(Mar. 31, 2011) In the aftermath of the earthquake that hit Japan on March 11, 2011, the European Union set in motion a number of measures in an effort to assist the Japanese government to deal with the unfolding crisis. Following a request for assistance on March 15, 2011, by Japan, a number of EU Member States initially responded individually. In order to better coordinate the humanitarian relief assistance offered by the EU Members, the European Commission mobilized the EU Civil Protection Mechanism (CPM), which is designed to deal with natural and man-made disasters, either within the EU borders or around the globe. The CPM responded to immediate needs for blankets, water bottles, and water purification equipment, and a humanitarian expert was dispatched to join the U.N. Disaster Assessment and Coordination (UNDAC) mission to Japan. Moreover, the EU delegation in Tokyo is closely monitoring the situation in Japan. (Press Release, The European Union's Response to the Earthquake and Nuclear Plant Situation in Japan [Update: 16 March], MEMO/11/177, EUROPA (Mar. 16, 2011).)
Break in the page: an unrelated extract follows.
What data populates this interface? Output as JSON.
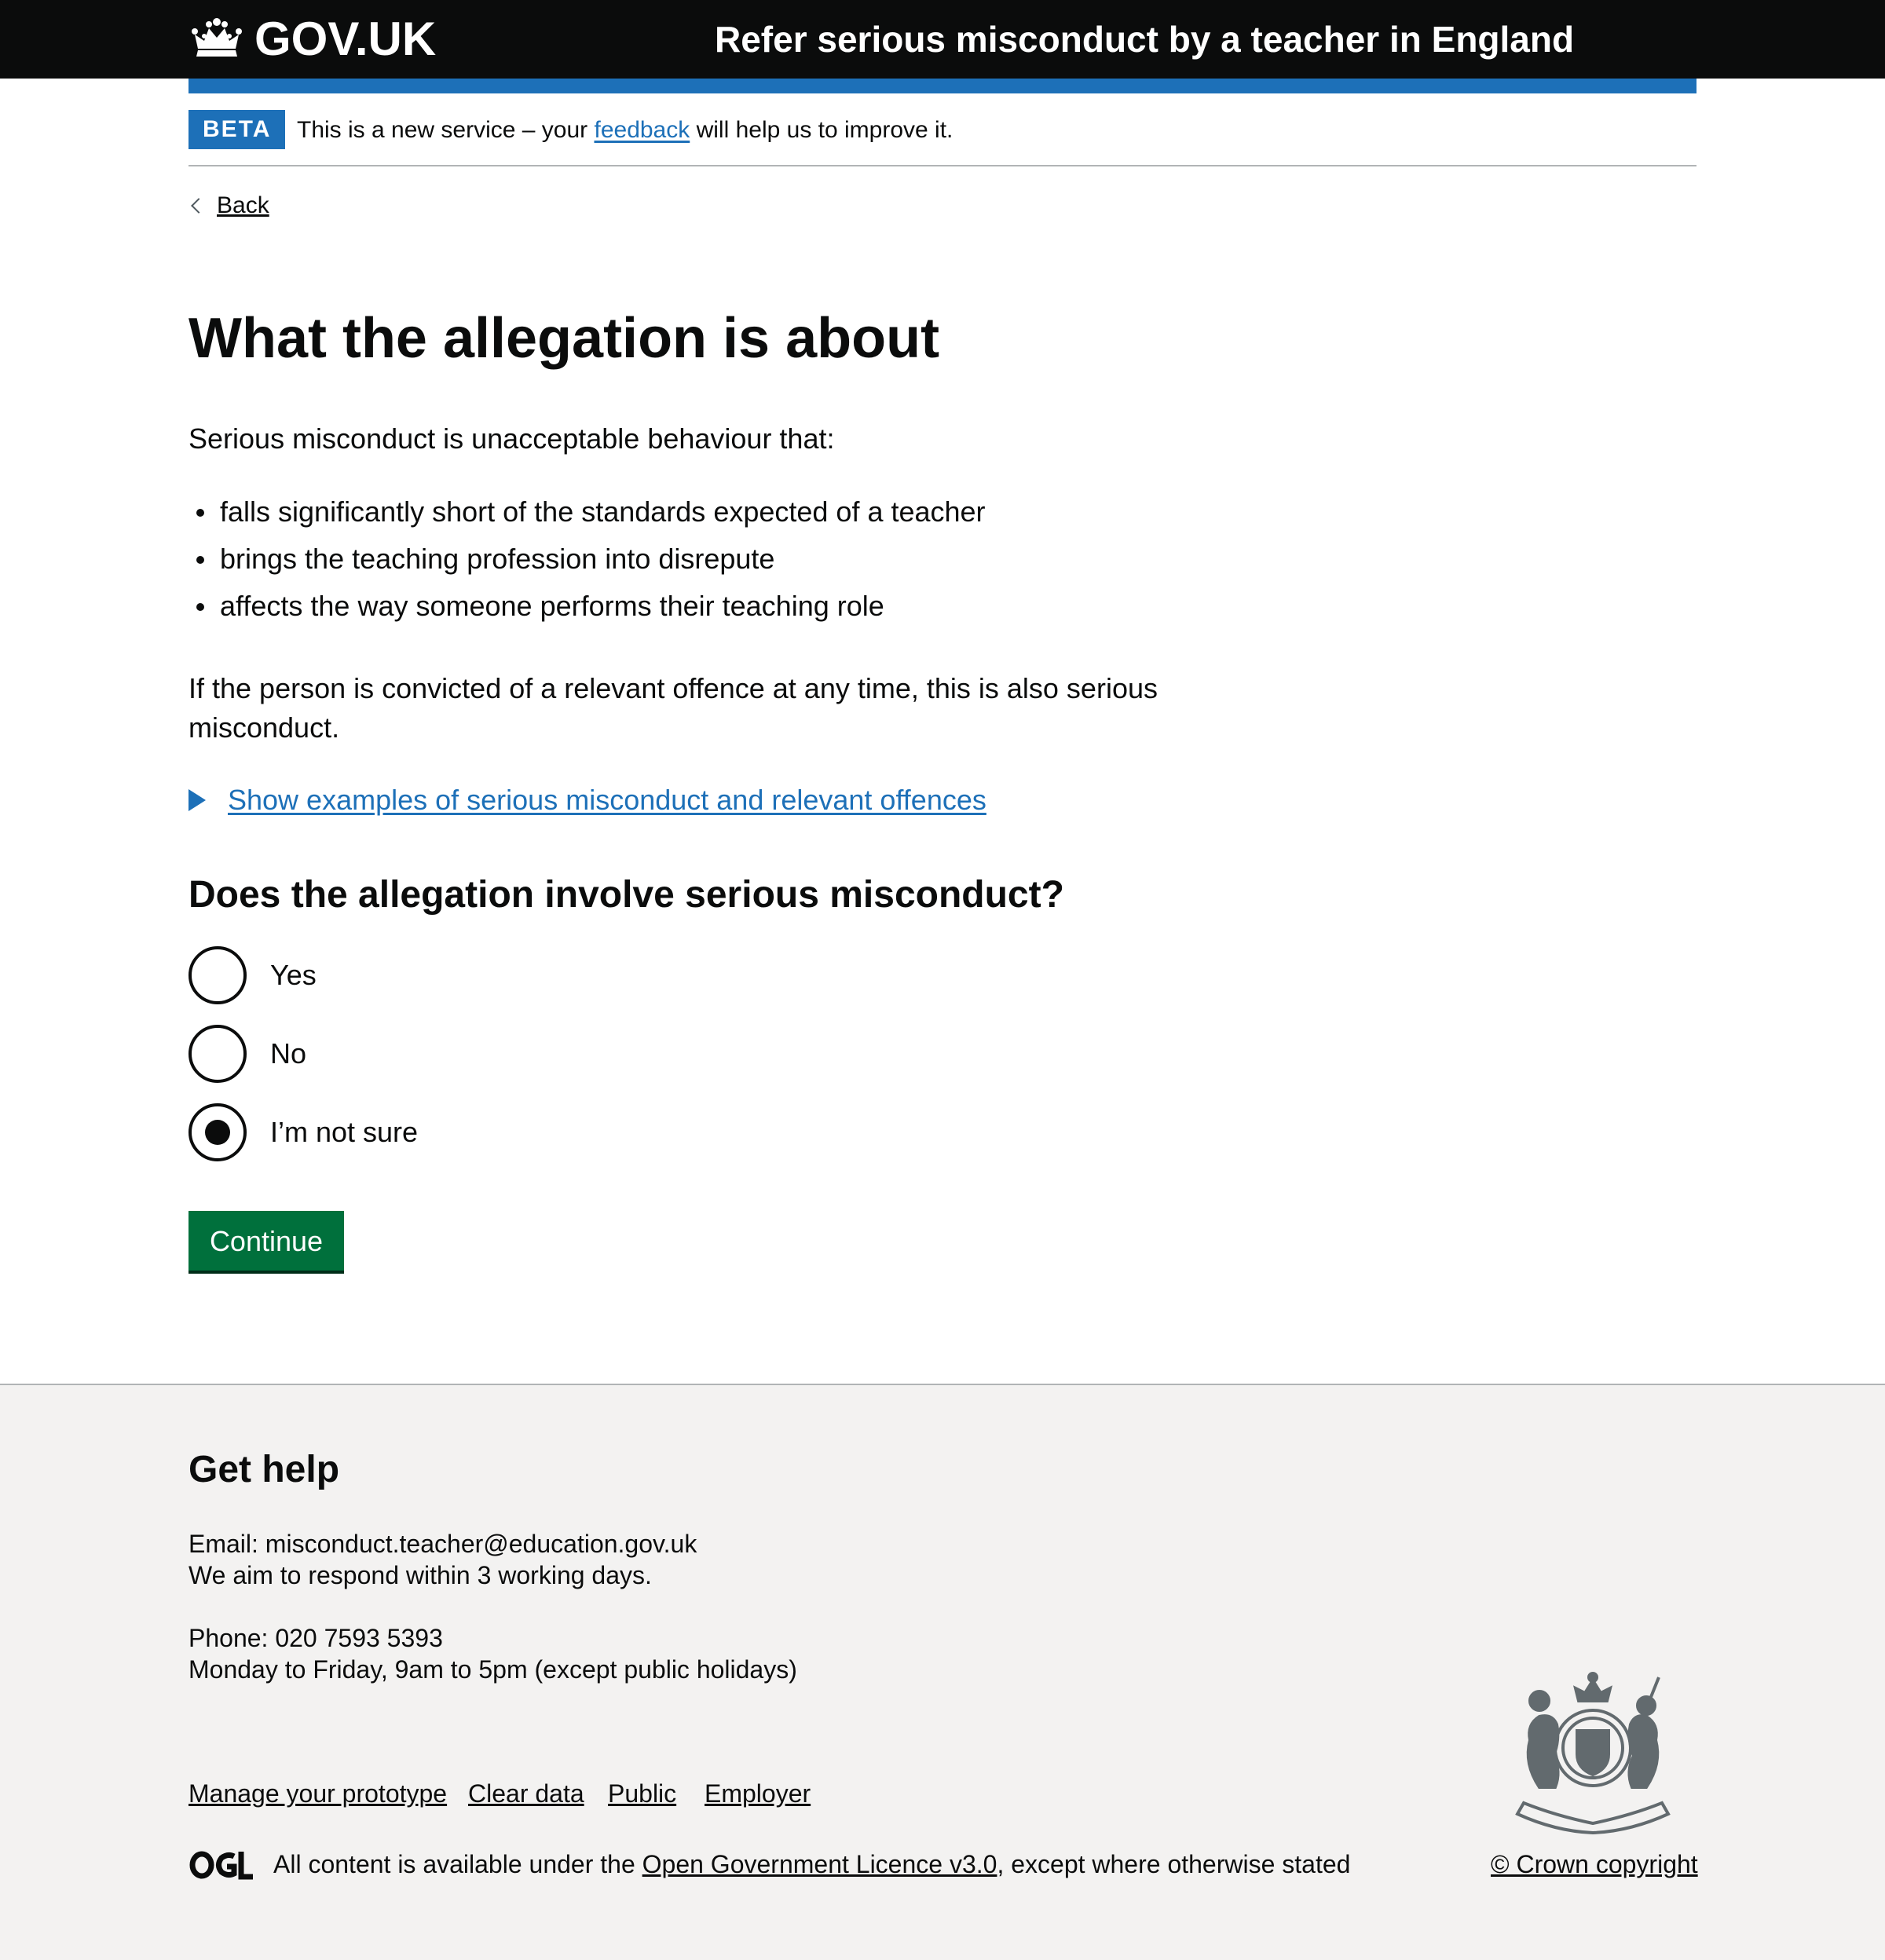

The nuclear disaster in Japan struck a chord across the EU, which is host to 143 nuclear power stations. Immediately, the European Commission became engaged, and it intends to begin developing general standards for stress tests that all power plants will undergo during the second half of this year.
Nuclear safety was also on the top of the agenda on March 15-16, 2011, in the European Parliament's Committee on Energy and Environment, where the Energy Commissioner, Gunther Oettinger, made presentations. Overall, the EU parliamentarians were supportive of stress tests, while Carl Schlyter from the Swedish Greens party expressed the hope that “they include the whole production chain, e.g. transport, waste treatment and plant security.” The issue of updating the Euratom Treaty was also raised during the debate. (Press Release, Stress Tests for Europe's Atomic Power Plants After Nuclear Scare in Japan, EUROPA (Mar. 17, 2011).) The Euratom Treaty, which was signed in 1957, created the European Atomic Energy Community, designed to coordinate research programs on the peaceful use of nuclear energy in the original signatory Member States and to develop safety standards.
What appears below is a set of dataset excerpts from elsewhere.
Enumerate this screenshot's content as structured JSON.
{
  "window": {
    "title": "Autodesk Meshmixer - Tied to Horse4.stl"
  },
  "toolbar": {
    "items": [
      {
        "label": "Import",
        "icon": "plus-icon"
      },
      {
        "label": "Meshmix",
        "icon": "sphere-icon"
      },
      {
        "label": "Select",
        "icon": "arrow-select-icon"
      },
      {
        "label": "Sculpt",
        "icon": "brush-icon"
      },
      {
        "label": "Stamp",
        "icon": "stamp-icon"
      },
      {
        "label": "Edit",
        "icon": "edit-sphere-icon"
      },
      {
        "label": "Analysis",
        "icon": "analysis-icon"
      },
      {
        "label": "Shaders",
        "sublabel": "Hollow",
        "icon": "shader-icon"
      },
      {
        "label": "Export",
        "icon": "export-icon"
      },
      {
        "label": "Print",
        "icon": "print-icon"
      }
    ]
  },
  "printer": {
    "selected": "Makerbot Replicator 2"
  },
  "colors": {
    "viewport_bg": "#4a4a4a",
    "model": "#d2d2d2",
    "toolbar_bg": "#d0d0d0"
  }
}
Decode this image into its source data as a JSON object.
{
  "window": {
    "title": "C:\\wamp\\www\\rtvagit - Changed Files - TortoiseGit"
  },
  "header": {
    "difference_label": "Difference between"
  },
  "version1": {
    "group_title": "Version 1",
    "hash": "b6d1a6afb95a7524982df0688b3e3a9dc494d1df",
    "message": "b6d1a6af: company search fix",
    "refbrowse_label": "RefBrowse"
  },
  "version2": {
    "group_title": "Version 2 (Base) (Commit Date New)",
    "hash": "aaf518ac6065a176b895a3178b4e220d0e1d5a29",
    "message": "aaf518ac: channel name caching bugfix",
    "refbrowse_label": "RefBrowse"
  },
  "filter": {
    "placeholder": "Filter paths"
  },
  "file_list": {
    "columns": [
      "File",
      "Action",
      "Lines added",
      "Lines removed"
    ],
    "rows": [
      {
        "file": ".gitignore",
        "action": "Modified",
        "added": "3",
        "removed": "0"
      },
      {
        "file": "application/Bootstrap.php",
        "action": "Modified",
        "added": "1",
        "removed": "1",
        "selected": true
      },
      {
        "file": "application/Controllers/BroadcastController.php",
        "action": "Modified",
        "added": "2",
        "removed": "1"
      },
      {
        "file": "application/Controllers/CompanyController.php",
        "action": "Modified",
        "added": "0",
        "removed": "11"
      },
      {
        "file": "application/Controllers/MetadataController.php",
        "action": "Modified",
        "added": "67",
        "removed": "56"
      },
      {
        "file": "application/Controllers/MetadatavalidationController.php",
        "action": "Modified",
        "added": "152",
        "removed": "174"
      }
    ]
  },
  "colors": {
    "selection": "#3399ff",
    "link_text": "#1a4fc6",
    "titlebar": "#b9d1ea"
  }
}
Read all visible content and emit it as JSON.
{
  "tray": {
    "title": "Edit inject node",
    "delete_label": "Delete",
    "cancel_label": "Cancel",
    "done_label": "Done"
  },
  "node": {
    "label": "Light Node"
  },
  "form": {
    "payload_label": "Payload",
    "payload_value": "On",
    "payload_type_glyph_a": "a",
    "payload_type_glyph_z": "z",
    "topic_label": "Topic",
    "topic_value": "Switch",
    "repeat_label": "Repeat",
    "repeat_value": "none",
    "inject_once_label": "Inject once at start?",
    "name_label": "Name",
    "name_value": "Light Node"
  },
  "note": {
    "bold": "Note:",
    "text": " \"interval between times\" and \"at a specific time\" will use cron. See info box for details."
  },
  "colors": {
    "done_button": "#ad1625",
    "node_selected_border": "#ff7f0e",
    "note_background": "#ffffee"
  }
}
On March 21, 2011, the EU energy ministers convened in Brussels to discuss a number of critical issues, including the future of reactors that fail the tests. They discussed several assessment criteria, including seismic and flood risks, technical design, age, and type of power plants, as well as emergency procedures, especially in case of terrorist attacks. No agreement was reached as to how to handle those reactors that did not pass the tests. Another issue raised was the voluntary participation in the testing by countries with nuclear plants in their territories. On this point, the Energy Commissioner emphasized the need not to have any illusions, since not every country will come forward to participate in the tests. He expressed optimism that the Nuclear Safety Directive adopted by the EU in 2009 will be transposed into domestic law by all the EU members by the end of 2011. (Stressed-Out Nuclear Plants Face Uncertain Fate, EURACTIV (Mar. 22, 2011).)